When online retail giant, Amazon, announced that they are looking for a new location for a second headquarters, mayors across the country started lining up to submit their bids. The new facility, dubbed HQ2, is meant to house as many as 50,000 workers and expected to cost upwards of $5 billion. Los Angeles was in good company when they confirmed that they would be bidding for the new headquarters; St. Louis, Pittsburg, Chicago, Nashville and many others all immediately announced their plans to enter the race.
In Amazon’s HQ2 RPF, they clearly stated their priorities and preferences for their second headquarters. Per the RFP, “Amazon has a preference for:
- Metropolitan areas with more than one million people
- A stable and business-friendly environment
- Urban or suburban locations with the potential to attract and retain strong technical talent
- Communities that think big and creatively when considering locations and real estate options.”
The RFP also states that the ideal location of the second headquarters would be 30 miles or less from a population center, 45 minutes or less from an international airport and have accessible mass transit at the site.
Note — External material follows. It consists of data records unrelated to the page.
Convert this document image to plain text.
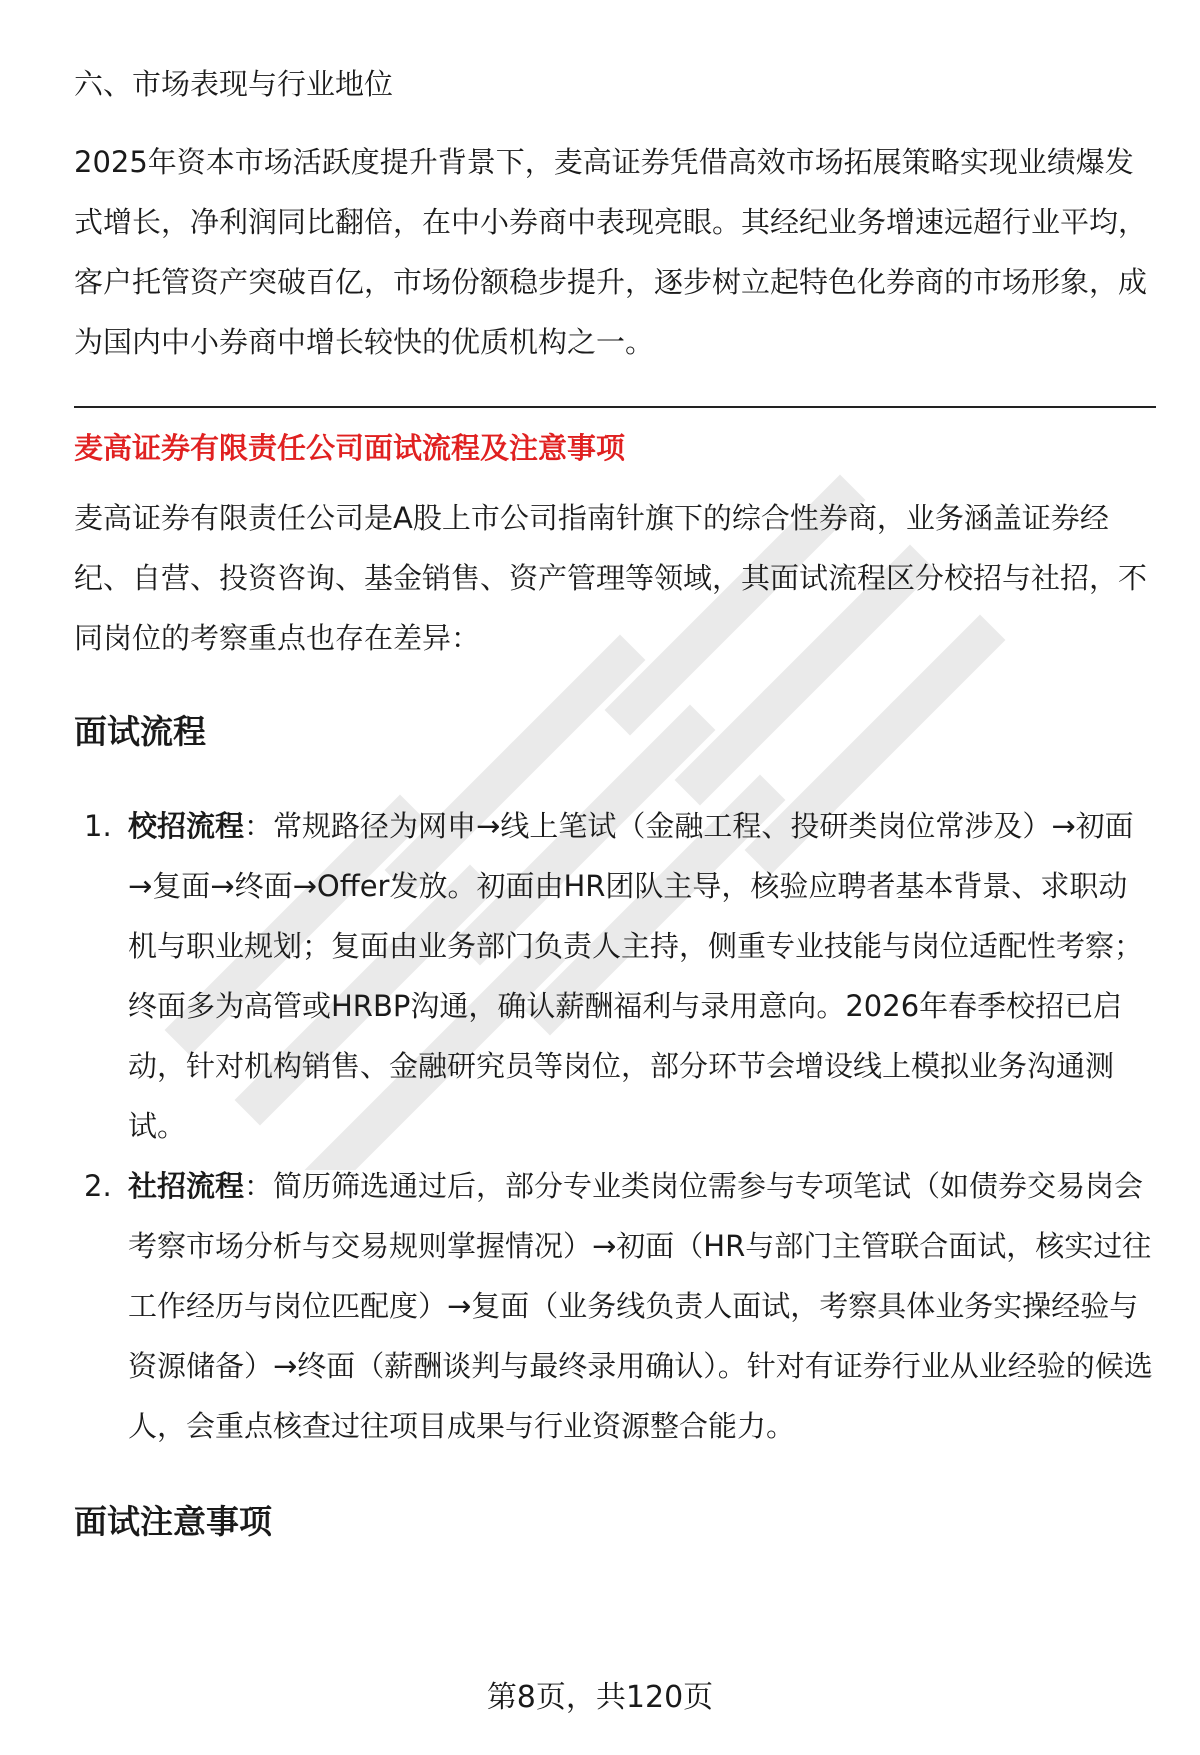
六、市场表现与行业地位

2025年资本市场活跃度提升背景下，麦高证券凭借高效市场拓展策略实现业绩爆发式增长，净利润同比翻倍，在中小券商中表现亮眼。其经纪业务增速远超行业平均，客户托管资产突破百亿，市场份额稳步提升，逐步树立起特色化券商的市场形象，成为国内中小券商中增长较快的优质机构之一。

麦高证券有限责任公司面试流程及注意事项

麦高证券有限责任公司是A股上市公司指南针旗下的综合性券商，业务涵盖证券经纪、自营、投资咨询、基金销售、资产管理等领域，其面试流程区分校招与社招，不同岗位的考察重点也存在差异：

面试流程
1. 校招流程：常规路径为网申→线上笔试（金融工程、投研类岗位常涉及）→初面→复面→终面→Offer发放。初面由HR团队主导，核验应聘者基本背景、求职动机与职业规划；复面由业务部门负责人主持，侧重专业技能与岗位适配性考察；终面多为高管或HRBP沟通，确认薪酬福利与录用意向。2026年春季校招已启动，针对机构销售、金融研究员等岗位，部分环节会增设线上模拟业务沟通测试。
2. 社招流程：简历筛选通过后，部分专业类岗位需参与专项笔试（如债券交易岗会考察市场分析与交易规则掌握情况）→初面（HR与部门主管联合面试，核实过往工作经历与岗位匹配度）→复面（业务线负责人面试，考察具体业务实操经验与资源储备）→终面（薪酬谈判与最终录用确认）。针对有证券行业从业经验的候选人，会重点核查过往项目成果与行业资源整合能力。
面试注意事项
第8页，共120页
Los Angeles Mayor Eric Garcetti stated that “L.A. is the perfect place for a company like Amazon to find talented workers and an environment that nurtures growth and innovation.” Amazon has nine fulfillment centers in California and announced plans to build two new more. The company also has a film and television production arm. Amazon Studios is based in Santa Monica but shoots many of its shows in the Los Angeles region. Los Angeles and Orange counties both appeal to Amazon’s stated priorities. Both countries have a large workforce available, nearby airports, nearby universities and access to West Coast ports, which are some of the busiest in the country. “The biggest advantage L.A. has is the concentration of talent,” said Kevin Klowden, executive director of the Milken Institute’s California Center and a managing economist at the Institute. “L.A. is a center for standard media and entertainment but also for newer media and online content.”
RFP responses are due back to Amazon’s Office of Economic Development on October 19, 2017, and the Final Site Selection will be in 2018, per the RFP. As news develops, this will be an exciting race to watch!